Eliot: Exactly right. Because if your stock can go up, up, up, up, Bitcoin, two years ago, 80,000, all that gain, if it was in your retirement plan, there’s no tax until you retire. Even if you sell it, there’s no gain. It grows tax-free until you distribute it to yourself. That’s where the hammer comes down with taxes. Not a problem here at all from gains, as long as you haven’t distributed anything out of your plan.

Jeff: Yeah, realized capital gains mean nothing inside of an IRA. Any kind of QRP, it also means nothing inside a nonprofit. The one disadvantage, and it’s just a slight disadvantage, is capital gains to you personally, if they’re long term capital gains, get taxed at a much lower percentage. When you pull all these capital gains out of your IRA, you’re pulling at your regular tax rate, not the lower capital gains rate. It’s kind of a trade-off.

Eliot: As far as tax planning, that’s always that big issue. Do I think rates are going to be higher when I retire or lower? Toby gets hit with that. I know all the time because I see it tax-wise and all that and here with Jeff on Tax Tuesday.

Should I do a Roth or whatever? You’re always playing that game of, do I think taxes are going to be higher or not? We don’t have that crystal ball, but I believe Toby often talks about it. He’s done a lot of research and cracked a lot of numbers.

Often, if you’re older, there’s probably no use to going into the Roth. If you’re trying to do a conversion in a Roth, it’s probably not worth it because you have to make that backup, that amount of tax you’re paying. Just some thoughts, but directly to the question. You just have gains and you haven’t taken anything out of your IRA, that all grows tax free until you take it out later on in retirement.
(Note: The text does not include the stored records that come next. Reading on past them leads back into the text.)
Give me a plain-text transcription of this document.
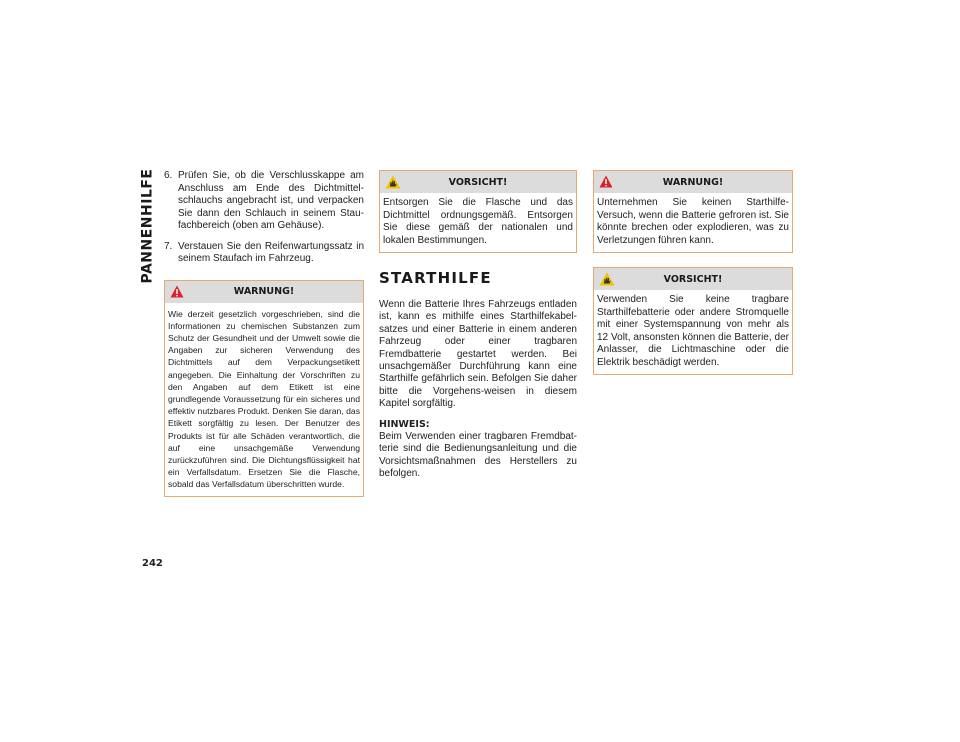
PANNENHILFE
242
6. Prüfen Sie, ob die Verschlusskappe am Anschluss am Ende des Dichtmittel-schlauchs angebracht ist, und verpacken Sie dann den Schlauch in seinem Stau-fachbereich (oben am Gehäuse).
7. Verstauen Sie den Reifenwartungssatz in seinem Staufach im Fahrzeug.
WARNUNG!
Wie derzeit gesetzlich vorgeschrieben, sind die Informationen zu chemischen Substanzen zum Schutz der Gesundheit und der Umwelt sowie die Angaben zur sicheren Verwendung des Dichtmittels auf dem Verpackungsetikett angegeben. Die Einhaltung der Vorschriften zu den Angaben auf dem Etikett ist eine grundlegende Voraussetzung für ein sicheres und effektiv nutzbares Produkt. Denken Sie daran, das Etikett sorgfältig zu lesen. Der Benutzer des Produkts ist für alle Schäden verantwortlich, die auf eine unsachgemäße Verwendung zurückzuführen sind. Die Dichtungsflüssigkeit hat ein Verfallsdatum. Ersetzen Sie die Flasche, sobald das Verfallsdatum überschritten wurde.
VORSICHT!
Entsorgen Sie die Flasche und das Dichtmittel ordnungsgemäß. Entsorgen Sie diese gemäß der nationalen und lokalen Bestimmungen.
STARTHILFE

Wenn die Batterie Ihres Fahrzeugs entladen ist, kann es mithilfe eines Starthilfekabel-satzes und einer Batterie in einem anderen Fahrzeug oder einer tragbaren Fremdbatterie gestartet werden. Bei unsachgemäßer Durchführung kann eine Starthilfe gefährlich sein. Befolgen Sie daher bitte die Vorgehens-weisen in diesem Kapitel sorgfältig.

HINWEIS:

Beim Verwenden einer tragbaren Fremdbat-terie sind die Bedienungsanleitung und die Vorsichtsmaßnahmen des Herstellers zu befolgen.

WARNUNG!
Unternehmen Sie keinen Starthilfe-Versuch, wenn die Batterie gefroren ist. Sie könnte brechen oder explodieren, was zu Verletzungen führen kann.
VORSICHT!
Verwenden Sie keine tragbare Starthilfebatterie oder andere Stromquelle mit einer Systemspannung von mehr als 12 Volt, ansonsten können die Batterie, der Anlasser, die Lichtmaschine oder die Elektrik beschädigt werden.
Jeff: What is the one time that I’m going to have to pay tax in my IRA?

Eliot: If we do different types of investing, we’re talking about capital gains here. What if it’s something that didn’t create capital gains? What if it created ordinary active income like a real business? Take Toby’s famous pizza shop. If you invest in something like that, an active business, you could have what’s called unrelated business taxable income or UBIT. Sometimes, you can turn the I and T around.

There you’re going to get hit with heavy taxes. The brackets aren’t much higher than regular, it’s just that they rise really fast. By $10,000 of income, you’re at a 40% tax bracket or something and it’s critical. The whole idea is to punish those who invest in that kind of thing because the IRS needs a level playing field or the Congress wants a level playing field between Toby’s pizza shop that’s out in the private world and if someone’s investing in one through their retirement plan.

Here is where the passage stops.